Denoising Milky Way stellar survey data with normalizing flow models
Denoising Milky Way stellar survey data with normalizing flow models
Ziyang Yan, Jason L. Sanders
AbstractThe Gaia dataset has revealed many intricate Milky Way substructures in exquisite detail, including moving groups and the phase spiral. Precise characterisation of these features and detailed comparisons to theoretical models require engaging with Gaia's heteroscedastic noise model, particularly in more distant parts of the Galactic disc and halo. We propose a general, novel machine-learning approach using normalizing flows for denoising density estimation, with particular focus on density estimation from stellar survey data such as that from Gaia.
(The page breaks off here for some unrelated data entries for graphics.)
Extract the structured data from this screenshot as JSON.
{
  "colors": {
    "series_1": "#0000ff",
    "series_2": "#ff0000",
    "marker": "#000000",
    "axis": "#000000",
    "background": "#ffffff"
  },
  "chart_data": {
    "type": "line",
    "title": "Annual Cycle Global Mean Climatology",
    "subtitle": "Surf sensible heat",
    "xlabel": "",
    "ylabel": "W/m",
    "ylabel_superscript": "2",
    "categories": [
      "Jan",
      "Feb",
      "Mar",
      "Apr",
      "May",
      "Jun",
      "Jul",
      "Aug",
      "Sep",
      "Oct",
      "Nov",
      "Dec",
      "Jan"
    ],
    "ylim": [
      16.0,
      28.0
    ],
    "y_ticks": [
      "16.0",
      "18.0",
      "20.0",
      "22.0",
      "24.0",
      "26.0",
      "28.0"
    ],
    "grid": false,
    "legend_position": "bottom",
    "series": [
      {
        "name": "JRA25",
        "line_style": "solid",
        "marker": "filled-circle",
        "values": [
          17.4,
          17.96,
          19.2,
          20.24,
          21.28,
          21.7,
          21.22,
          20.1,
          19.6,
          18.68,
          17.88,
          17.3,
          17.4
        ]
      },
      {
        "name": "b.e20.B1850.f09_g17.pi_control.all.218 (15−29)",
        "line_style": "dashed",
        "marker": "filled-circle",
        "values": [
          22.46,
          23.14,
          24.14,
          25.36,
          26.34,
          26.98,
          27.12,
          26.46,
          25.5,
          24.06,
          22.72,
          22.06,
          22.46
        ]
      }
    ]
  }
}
Normalizing flows transform a simple base distribution into a complex target distribution through bijective transformations resulting in a highly expressive and flexible model. The denoising is performed using importance sampling. We demonstrate that this general procedure works excellently on Gaia data by reconstructing detailed local velocity distributions artificially corrupted with noise. For example, we show the multiple branches of the Hercules stream and the phase-space spiral can both be well captured by our model. We discuss hyperparameter choice to optimally recover substructure and compare our approach to extreme deconvolution. The model therefore promises to be a robust tool for studying the Milky Way's kinematics in Galactic locations where the noise from Gaia is significant.